SWR4 Abendgedanken

SWR4 Abendgedanken

Eine Kollegin von mir arbeitet in einem Krankenhaus in Südbaden. Andrea ist dort Seelsorgerin. Ihre Aufgabe: kranke Menschen in ihren Zimmern besuchen. Ihnen zuhören, für sie da sein.

Im Januar habe ich Andrea im Krankenhaus besucht. Mich hat bei dem Treffen besonders interessiert, was nötig ist, um ein heilsames Gespräch zu führen. Mit heilsamen Gesprächen meine ich die Gespräche, die etwas verändern. Nach denen ich denke: Wow, das hat jetzt gut getan.
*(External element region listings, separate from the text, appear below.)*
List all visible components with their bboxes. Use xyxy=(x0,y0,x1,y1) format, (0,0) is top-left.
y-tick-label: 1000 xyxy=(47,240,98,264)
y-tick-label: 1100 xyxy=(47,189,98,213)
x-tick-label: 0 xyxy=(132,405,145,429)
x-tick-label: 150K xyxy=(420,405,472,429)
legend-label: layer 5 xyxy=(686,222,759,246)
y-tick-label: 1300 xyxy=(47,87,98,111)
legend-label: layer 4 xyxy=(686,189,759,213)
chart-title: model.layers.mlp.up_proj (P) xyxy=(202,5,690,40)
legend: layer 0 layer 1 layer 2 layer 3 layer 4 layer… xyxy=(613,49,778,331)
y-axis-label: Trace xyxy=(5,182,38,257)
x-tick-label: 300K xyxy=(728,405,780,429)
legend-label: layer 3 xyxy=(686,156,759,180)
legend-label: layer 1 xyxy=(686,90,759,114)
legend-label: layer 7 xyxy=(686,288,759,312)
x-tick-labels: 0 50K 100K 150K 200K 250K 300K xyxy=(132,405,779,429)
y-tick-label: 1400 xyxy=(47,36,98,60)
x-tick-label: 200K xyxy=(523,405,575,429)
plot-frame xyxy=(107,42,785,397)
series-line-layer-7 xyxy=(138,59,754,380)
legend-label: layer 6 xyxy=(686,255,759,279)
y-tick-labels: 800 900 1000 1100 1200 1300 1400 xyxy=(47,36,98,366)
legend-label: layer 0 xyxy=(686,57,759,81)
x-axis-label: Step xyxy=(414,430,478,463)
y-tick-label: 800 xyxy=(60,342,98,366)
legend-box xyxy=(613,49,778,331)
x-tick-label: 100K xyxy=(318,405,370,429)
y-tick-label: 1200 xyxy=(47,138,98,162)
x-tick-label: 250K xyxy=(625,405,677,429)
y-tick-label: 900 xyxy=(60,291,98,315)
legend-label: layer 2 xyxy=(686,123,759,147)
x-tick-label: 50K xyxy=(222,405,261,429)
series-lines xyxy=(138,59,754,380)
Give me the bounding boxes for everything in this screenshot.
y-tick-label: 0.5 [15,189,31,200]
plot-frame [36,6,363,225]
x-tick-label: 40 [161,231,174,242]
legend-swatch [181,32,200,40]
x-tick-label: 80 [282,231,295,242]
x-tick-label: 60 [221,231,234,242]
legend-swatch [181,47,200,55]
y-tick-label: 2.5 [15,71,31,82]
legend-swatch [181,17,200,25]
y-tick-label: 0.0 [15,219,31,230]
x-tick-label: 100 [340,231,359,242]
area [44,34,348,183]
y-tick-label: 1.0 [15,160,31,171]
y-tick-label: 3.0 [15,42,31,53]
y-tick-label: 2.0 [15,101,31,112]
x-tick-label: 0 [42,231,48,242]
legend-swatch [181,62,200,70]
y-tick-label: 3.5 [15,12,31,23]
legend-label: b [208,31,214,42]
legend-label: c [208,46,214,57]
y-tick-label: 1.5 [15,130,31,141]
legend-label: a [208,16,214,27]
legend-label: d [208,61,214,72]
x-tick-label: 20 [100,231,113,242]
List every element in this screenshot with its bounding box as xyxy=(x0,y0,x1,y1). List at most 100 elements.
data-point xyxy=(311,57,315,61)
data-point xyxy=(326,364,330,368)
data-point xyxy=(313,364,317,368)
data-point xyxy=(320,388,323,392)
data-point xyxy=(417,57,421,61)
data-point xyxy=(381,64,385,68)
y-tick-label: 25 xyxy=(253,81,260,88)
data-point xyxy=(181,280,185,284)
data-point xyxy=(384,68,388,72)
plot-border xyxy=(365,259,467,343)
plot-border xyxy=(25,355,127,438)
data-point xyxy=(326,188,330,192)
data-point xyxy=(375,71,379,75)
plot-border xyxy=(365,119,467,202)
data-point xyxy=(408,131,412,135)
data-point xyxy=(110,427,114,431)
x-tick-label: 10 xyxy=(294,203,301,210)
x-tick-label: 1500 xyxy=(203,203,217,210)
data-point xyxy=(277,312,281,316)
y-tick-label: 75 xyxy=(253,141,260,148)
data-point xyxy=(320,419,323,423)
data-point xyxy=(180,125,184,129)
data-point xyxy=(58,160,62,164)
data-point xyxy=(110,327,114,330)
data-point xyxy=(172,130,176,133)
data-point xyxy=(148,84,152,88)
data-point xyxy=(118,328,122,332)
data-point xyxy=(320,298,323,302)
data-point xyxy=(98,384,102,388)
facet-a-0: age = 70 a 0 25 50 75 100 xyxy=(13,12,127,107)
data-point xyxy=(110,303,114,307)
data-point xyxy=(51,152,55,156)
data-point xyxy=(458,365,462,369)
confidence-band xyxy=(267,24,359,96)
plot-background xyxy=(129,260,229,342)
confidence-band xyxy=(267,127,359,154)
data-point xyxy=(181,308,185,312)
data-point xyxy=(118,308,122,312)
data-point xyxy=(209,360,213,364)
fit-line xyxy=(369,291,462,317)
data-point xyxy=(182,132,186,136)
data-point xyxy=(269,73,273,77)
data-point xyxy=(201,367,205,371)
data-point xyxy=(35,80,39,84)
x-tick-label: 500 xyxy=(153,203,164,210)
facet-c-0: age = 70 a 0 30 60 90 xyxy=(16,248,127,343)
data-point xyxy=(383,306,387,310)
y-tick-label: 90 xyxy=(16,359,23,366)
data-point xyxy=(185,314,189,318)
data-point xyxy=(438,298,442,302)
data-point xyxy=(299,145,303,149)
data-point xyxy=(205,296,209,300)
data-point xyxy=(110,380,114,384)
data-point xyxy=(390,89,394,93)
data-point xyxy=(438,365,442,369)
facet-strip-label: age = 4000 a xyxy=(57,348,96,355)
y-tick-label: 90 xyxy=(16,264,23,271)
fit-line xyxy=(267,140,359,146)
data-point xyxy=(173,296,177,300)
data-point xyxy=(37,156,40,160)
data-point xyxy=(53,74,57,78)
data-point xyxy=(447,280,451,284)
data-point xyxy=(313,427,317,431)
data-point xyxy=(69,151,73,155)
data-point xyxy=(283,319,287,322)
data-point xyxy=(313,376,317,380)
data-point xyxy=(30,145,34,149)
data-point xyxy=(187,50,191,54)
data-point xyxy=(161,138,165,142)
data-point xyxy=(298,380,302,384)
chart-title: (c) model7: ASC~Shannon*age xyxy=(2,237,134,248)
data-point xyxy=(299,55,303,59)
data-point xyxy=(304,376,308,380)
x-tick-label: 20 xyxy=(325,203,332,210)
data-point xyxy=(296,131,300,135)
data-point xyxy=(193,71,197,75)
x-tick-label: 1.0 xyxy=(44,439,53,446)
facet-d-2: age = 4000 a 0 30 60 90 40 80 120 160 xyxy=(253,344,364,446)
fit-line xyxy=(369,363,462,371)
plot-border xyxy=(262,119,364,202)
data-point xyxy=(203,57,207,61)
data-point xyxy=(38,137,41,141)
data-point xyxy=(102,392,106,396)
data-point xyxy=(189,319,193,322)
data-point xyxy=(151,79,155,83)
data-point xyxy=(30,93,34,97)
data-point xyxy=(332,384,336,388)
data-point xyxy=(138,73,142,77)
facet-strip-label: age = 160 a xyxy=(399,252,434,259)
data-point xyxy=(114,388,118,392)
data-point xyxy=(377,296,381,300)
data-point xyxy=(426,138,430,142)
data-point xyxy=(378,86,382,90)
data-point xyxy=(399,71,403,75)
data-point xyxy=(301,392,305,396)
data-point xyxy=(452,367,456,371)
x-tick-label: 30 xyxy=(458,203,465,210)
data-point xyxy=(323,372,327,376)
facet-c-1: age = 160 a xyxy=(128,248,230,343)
Andrea sagt: Wenn ich zu einem Patienten ins Zimmer gehe, dann versuche ich zu sein wie ein leeres Blatt. Damit meint sie: Sie will sich ganz auf das Leben des anderen Menschen einlassen. Ein leeres Blatt meint aber auch: Sie bringt nichts mit. Keine Medizin, keine Blumen – nur sich selbst und ein offenes Ohr. Unverstellt und ohne Absicht.

Weil die Patienten Andrea nicht kennen, brauchen sie ihr auch nichts vorzumachen. Oft haben sie gerade noch ihre Verwandtschaft getröstet und so getan, als wäre bald wieder alles in bester Ordnung. Der Seelsorgerin können sie auch sagen, wenn es ihnen richtig mies geht oder sie Angst vor einer Operation haben.

Ins Krankenhaus zu kommen ist eine Ausnahmesituation. Viele Patienten spüren hier, was wirklich zählt im Leben. Oft kann Andrea auch mit den Patienten lachen, etwa wenn sie sich etwas von der Seele reden konnten. Oder ganz einfach, weil sie sich zusammen freuen, wenn eine OP gut ausgegangen ist. Kleine Glücksmomente strahlen auf einmal viel heller. Darin liegt so etwas wie das Motto für ihre Arbeit: „Die Kostbarkeit jedes Augenblicks entdecken und würdigen.“

Andrea führt Gespräche, in denen oft ein ganzes Leben zur Sprache kommt. Da geht es um Abschiede oder eine unsichere Zukunft. Wenn ein Patient es wünscht, segnet sie ihn auch. In jedem Fall geht sie am Ende ihres Arbeitstages in die Kapelle, um noch einmal für die Menschen zu beten, die sie an dem Tag getroffen hat.

Ich habe von Andrea gelernt, vor einem Gespräch den eigenen Kopf freizumachen, damit ich wirklich zuhören kann. Und mit dem, der etwas auf dem Herzen hat, offen über seine Sorgen und Ängste zu sprechen.

Andrea liebt ihren Beruf. Und sie entdeckt bei ihrer Arbeit selbst immer mehr, was es heißt, die Kostbarkeit jedes Augenblicks zu entdecken und zu würdigen.